These programs, while differing in length and the number of attendees, both require state-of-the-art facilities, housing, catering and months of planning. Judy Leitner, program manager of ODAS, said the organization tried many off-site facilities for its programs. It found that conference centers that offer a complete package of conference support, high-end technology and on-site housing and food best meet its needs. “We had tried some hotels in the Oklahoma City area,” said Leitner, “but it never totally worked, from being billed for catering from some other entity, from the cost of audiovisuals from somewhere else to people who come in and drape the tables for something else. In some of the hotels, you get bills from four or five or six people.”
Leitner now believes the only facility in the state capable of offering all the amenities required by her group is the U.S. Postal Service’s National Center for Employee Development (NCED), located in Norman, Okla.
“I was used to dealing with hotels that didn’t have staff on-site to help with all the audiovisual needs, where you had to contract with someone else to get those needs met,” said Leitner. She also believes on-site coordinators are integral to the success of her training programs since she has few staff planners. “You just didn’t get the kind of support from other facilities as you get from NCED. So it’s been a wonderful thing, as far as we’re concerned, to have the level of support you can get.”
Steve Mosier, executive manager of NCED, believes attendees of the ODAS training get the biggest benefits. “You’re away from your home office,” said Mosier. “You can really get focused on your conference event, your learning event, and you don’t have all those disruptions that you have at your home office. And you get an opportunity to focus on networking, both within your group and with people from other organizations or other agencies. That gives you a venue to find out about best practices from other places and to take those best practices home and adapt them for yourself.”
The training programs hosted at NCED also contribute to the Postal Service’s employee development goals.
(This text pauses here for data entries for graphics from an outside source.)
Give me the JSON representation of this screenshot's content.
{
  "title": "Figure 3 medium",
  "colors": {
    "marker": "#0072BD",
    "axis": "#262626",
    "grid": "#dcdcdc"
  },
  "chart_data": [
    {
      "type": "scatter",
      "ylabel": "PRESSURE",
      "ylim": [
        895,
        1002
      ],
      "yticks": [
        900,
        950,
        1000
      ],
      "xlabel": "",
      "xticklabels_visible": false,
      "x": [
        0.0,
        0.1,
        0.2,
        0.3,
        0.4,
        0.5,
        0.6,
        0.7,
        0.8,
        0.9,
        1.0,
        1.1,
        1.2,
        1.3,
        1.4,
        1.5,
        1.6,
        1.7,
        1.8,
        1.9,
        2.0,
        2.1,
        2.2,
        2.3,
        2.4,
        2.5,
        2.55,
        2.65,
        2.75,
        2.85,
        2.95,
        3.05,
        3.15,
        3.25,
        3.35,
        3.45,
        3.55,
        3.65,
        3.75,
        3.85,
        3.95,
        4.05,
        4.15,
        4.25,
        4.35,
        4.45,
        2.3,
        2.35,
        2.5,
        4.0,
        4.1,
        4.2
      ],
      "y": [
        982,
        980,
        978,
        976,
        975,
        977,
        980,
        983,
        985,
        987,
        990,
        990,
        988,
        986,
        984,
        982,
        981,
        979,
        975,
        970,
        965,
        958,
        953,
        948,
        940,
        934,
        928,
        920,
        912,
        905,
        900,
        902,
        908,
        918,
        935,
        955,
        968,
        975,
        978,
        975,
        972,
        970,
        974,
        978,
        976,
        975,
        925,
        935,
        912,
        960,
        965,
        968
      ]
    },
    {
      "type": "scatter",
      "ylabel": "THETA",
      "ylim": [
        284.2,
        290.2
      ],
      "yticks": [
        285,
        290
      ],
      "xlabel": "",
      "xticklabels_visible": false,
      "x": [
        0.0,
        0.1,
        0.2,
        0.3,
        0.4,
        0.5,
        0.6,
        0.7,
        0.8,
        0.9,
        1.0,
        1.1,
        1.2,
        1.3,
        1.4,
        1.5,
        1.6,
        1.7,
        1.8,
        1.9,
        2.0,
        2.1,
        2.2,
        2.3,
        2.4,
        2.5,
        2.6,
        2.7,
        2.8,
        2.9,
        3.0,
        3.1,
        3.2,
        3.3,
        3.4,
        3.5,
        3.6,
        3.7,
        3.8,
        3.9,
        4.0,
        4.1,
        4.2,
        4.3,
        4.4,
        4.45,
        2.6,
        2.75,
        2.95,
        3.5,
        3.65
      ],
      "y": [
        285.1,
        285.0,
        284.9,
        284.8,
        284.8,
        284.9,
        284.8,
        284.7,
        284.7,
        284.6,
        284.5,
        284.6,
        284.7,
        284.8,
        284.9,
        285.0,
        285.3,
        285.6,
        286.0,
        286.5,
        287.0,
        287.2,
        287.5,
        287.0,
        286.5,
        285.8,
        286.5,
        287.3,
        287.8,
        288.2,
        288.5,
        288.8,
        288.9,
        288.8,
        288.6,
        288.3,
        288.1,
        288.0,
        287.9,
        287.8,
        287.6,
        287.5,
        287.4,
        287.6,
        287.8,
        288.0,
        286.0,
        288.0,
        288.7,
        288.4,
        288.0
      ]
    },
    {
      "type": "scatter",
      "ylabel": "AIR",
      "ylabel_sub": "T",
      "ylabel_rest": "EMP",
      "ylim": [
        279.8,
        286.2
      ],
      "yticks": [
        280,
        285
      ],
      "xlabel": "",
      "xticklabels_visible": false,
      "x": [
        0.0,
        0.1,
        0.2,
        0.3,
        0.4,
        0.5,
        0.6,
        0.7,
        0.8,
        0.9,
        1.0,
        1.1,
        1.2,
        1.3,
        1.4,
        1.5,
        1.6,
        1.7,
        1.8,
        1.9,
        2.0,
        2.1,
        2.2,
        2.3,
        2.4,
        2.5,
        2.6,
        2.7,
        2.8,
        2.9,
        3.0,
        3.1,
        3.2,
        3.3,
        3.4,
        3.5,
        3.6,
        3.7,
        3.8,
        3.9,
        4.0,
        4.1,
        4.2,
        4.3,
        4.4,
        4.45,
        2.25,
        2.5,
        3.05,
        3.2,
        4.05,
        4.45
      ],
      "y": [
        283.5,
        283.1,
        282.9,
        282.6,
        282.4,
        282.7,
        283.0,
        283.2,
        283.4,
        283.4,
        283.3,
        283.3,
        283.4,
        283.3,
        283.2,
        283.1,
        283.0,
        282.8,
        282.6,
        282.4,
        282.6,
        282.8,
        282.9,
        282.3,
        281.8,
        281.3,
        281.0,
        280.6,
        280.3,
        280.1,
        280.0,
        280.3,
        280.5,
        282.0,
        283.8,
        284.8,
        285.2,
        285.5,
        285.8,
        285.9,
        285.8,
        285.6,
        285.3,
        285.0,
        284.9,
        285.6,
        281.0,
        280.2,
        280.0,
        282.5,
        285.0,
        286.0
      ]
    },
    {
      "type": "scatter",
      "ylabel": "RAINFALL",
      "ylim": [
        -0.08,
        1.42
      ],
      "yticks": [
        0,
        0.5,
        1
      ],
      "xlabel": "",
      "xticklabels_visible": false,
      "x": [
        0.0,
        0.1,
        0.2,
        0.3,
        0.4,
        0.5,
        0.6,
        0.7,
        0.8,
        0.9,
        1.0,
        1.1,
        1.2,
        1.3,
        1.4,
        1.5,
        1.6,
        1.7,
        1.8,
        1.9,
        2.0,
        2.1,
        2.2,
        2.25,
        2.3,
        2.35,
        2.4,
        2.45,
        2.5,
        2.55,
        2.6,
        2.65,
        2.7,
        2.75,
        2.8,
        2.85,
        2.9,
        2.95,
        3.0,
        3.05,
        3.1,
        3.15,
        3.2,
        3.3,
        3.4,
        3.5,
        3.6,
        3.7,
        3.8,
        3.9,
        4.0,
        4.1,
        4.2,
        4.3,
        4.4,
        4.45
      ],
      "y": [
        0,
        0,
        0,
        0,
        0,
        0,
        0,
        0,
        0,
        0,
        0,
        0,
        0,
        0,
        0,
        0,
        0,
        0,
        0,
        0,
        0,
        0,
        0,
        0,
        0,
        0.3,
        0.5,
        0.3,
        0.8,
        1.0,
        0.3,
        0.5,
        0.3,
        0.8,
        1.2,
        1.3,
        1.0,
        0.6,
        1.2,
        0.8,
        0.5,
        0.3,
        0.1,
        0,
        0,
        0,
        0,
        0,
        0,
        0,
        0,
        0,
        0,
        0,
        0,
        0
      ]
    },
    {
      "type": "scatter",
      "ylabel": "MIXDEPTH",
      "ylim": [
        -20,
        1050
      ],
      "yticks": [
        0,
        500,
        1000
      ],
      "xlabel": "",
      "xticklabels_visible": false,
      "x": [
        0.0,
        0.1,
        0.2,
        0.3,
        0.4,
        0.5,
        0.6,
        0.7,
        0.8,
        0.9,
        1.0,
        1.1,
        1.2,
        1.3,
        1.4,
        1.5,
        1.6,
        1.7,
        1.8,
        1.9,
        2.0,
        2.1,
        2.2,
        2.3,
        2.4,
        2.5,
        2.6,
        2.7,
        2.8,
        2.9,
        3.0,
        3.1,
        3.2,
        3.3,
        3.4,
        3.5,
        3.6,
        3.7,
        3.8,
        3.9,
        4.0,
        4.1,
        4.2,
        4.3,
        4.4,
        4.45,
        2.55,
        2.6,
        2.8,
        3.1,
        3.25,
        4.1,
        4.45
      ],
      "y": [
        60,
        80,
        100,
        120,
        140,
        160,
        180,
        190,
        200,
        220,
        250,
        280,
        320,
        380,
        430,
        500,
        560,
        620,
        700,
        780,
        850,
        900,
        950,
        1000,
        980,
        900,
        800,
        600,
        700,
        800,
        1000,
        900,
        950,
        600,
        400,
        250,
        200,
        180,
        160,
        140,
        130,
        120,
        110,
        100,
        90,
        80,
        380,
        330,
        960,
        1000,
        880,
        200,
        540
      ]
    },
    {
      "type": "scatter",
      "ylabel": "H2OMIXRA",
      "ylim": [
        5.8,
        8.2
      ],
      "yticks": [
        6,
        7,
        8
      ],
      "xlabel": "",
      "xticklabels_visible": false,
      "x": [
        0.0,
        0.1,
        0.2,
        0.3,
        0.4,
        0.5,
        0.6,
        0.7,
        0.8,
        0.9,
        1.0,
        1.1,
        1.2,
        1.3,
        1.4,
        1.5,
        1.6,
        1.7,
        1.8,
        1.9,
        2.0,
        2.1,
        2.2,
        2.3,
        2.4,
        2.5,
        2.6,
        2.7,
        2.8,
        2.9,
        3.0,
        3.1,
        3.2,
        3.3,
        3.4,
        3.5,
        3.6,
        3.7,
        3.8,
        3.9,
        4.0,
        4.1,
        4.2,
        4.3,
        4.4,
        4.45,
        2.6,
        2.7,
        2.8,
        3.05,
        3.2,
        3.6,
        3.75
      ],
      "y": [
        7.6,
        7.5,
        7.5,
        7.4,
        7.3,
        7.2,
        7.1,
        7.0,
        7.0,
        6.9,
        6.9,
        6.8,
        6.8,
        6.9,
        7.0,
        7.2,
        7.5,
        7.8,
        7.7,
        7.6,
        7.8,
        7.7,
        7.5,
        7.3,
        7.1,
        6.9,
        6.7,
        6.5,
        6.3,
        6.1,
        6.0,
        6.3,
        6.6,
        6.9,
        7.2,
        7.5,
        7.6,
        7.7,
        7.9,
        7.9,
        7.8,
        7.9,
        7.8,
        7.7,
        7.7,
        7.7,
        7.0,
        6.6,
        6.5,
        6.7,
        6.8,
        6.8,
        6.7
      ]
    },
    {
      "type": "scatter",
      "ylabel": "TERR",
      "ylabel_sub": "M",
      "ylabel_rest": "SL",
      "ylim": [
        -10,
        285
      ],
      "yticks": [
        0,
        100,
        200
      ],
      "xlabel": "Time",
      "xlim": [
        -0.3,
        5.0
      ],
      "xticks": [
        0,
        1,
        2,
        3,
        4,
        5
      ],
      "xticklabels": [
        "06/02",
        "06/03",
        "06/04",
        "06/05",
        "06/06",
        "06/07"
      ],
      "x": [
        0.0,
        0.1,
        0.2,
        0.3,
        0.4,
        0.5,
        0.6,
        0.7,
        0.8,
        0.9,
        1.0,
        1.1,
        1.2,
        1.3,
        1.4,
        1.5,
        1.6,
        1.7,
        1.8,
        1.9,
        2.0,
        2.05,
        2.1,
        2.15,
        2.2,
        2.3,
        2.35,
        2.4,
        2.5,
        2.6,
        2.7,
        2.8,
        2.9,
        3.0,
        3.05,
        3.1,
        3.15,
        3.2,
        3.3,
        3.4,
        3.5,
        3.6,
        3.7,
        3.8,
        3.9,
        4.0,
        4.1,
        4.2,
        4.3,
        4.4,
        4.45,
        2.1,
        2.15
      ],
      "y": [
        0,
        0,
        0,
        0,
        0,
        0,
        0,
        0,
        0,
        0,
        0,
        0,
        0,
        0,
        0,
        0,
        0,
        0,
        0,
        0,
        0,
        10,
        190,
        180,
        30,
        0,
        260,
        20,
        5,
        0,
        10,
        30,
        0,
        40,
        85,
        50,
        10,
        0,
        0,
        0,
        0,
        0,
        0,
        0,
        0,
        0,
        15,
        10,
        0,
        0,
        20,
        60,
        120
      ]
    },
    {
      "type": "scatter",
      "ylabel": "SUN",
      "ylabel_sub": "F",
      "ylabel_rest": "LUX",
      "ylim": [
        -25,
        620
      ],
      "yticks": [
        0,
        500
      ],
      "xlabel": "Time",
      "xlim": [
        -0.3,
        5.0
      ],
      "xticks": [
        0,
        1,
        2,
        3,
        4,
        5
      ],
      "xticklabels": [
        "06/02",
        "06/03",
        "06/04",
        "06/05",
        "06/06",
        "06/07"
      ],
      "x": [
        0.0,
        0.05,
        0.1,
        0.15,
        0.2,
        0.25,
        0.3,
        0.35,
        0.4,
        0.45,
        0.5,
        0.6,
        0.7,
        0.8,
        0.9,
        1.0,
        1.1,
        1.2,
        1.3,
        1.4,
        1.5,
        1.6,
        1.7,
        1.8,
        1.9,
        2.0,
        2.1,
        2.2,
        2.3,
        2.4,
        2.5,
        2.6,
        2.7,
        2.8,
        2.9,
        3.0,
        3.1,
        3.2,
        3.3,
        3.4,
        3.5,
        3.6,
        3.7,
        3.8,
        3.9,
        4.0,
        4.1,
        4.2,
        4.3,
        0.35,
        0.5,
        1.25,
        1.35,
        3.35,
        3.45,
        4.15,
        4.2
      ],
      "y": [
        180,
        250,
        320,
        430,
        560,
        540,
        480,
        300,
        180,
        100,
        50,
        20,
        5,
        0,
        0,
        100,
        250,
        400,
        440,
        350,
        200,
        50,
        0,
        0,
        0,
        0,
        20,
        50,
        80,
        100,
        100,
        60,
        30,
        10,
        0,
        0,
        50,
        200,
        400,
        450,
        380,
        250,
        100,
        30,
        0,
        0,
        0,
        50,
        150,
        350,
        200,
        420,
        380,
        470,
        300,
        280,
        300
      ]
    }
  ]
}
William Stefl, manager of employee development and chief learning officer for the Postal Service, explains the beneficial relationship the Postal Service shares with external clients, such as the ODAS. “One real advantage when we have a client who uses the facility to a great extent is that we are able to learn from them,” said Stefl. “We pick up techniques as we’re invited to audit or sit in on what they’re doing to better develop training opportunities for the Postal Service.”
Leitner believes the facility an organization chooses for training can make or break a training experience. “First, the facility and then second, the support staff you get there,” said Leitner about the needs for enhancing a training experience. “The facility has got to meet your needs, and NCED certainly well meets ours. We think learning takes place best in a facility where there are as few worries as possible.”
NCED is Leitner’s choice for off-site training facilities, “as long as I’m the director here and we can afford it,” she said. “With the budget crunch right now, we have to sometimes pare things down, but as long as we can afford to be there, we’re going to be.”